2000. Dans un prestigieux pensionnat de la Nouvelle-Angleterre, Vanessa Wye, élève brillante de quinze ans, tombe sous le charme de Jacob Strane, son professeur d’anglais de quarante-deux ans, magnétique et manipulateur. Débute alors une relation qui va durer des années.
2017. Strane est accusé d’abus sexuel par l’une de ses anciennes élèves. Vanessa, contactée par cette dernière, replonge alors dans ses souvenirs de jeunesse. Peu à peu émergent des questions et des doutes qui ne l’avaient jamais traversée. Mais peut-elle rejeter son premier amour, celui qui l’a littéralement transformée et qui a occupé une telle place dans sa vie ? Est-il possible qu’elle se soit à ce point trompée sur cet homme qui lui déclarait son amour éternel ? Alternant entre le passé et le présent de Vanessa, le roman juxtapose ses souvenirs d’adolescente – la découverte exaltée de son corps et de ses pouvoirs – avec la prise de conscience d’un traumatisme.

Nommer le monstre. Conter l’abus. Mettre des mots sur le passé et parvenir à extraire la vérité. Ma sombre Vanessa décrit l’emprise, le doute, et les sentiments contradictoires d’une relation abusive. 

Ma sombre Vanessa. Elle a quinze ans, des fantasmes vierges dans la caboche, quelques racontars avec ses copines. Puis, il y a Jacob Strane. Un professeur, une figure d’autorité. 

L’autrice tisse la mécanique du monstre, montre la construction habile de celui qui s’empare d’une adolescente. Il est habile de ses mots, se montre tendre, façonne l’idée qu’elle est unique, va jusqu’à prétendre demander l’avis de Vanessa quand il la viole. Un prédateur sournois dont elle tricote la personnalité à travers le regard de Vanessa, puis via d’autres personnages, comme sa meilleure amie, et d’autres filles qui ont subi les mêmes horreurs. 

Deux temporalités. 
Deux moments. 
Deux fragments d’une même personne ; Vanessa Wye

Lolita de Nabokov se dessine en filigrane, devient un élément récurrent, comme une accroche, un personnage à qui se confier, vers qui se tourner.
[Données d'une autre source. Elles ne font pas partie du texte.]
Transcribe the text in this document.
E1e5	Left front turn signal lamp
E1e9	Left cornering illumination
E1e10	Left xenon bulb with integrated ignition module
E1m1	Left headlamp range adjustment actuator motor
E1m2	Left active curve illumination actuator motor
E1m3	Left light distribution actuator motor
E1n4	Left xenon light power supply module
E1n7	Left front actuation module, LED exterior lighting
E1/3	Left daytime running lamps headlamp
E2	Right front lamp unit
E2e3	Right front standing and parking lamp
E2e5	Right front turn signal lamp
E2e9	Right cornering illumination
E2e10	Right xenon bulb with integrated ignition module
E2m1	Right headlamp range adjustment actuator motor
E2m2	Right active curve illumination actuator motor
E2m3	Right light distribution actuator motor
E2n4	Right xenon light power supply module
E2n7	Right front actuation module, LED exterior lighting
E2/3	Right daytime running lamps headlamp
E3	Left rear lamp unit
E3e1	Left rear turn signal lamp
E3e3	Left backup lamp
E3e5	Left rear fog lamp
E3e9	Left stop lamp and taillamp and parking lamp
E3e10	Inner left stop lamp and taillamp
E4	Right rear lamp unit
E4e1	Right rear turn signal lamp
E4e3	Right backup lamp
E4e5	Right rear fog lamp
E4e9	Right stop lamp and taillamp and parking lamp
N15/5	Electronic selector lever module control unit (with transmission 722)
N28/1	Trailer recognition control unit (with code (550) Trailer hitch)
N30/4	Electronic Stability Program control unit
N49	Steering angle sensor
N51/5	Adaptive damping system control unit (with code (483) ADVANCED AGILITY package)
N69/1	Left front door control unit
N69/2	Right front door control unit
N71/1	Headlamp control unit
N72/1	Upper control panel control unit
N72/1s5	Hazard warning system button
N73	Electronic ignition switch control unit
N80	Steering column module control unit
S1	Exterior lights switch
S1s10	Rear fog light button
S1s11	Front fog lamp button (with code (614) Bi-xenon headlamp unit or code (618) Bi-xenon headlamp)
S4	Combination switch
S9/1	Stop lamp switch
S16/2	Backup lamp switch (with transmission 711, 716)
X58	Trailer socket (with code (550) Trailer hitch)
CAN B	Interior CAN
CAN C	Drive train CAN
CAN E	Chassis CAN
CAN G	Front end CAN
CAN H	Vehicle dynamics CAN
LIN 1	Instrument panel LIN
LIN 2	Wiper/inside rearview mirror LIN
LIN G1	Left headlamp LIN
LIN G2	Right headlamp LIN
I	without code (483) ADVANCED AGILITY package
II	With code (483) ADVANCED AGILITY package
  1. L’adolescente y voit son premier amour.
  2. Les révélations tombent, les victimes parlent mais le déni s’empare de Vanessa. Protéger le bourreau. Ignorer avoir été une victime. Se déprécier.

Un roman terrifiant, essentiel. Un uppercut. Des mots justes, qui jamais ne versent dans le pathos. Un abysse noir, une plongée dans la psyché des adolescentes entourloupées par les loups aux babines trop gourmandes et à la verve manipulatrice.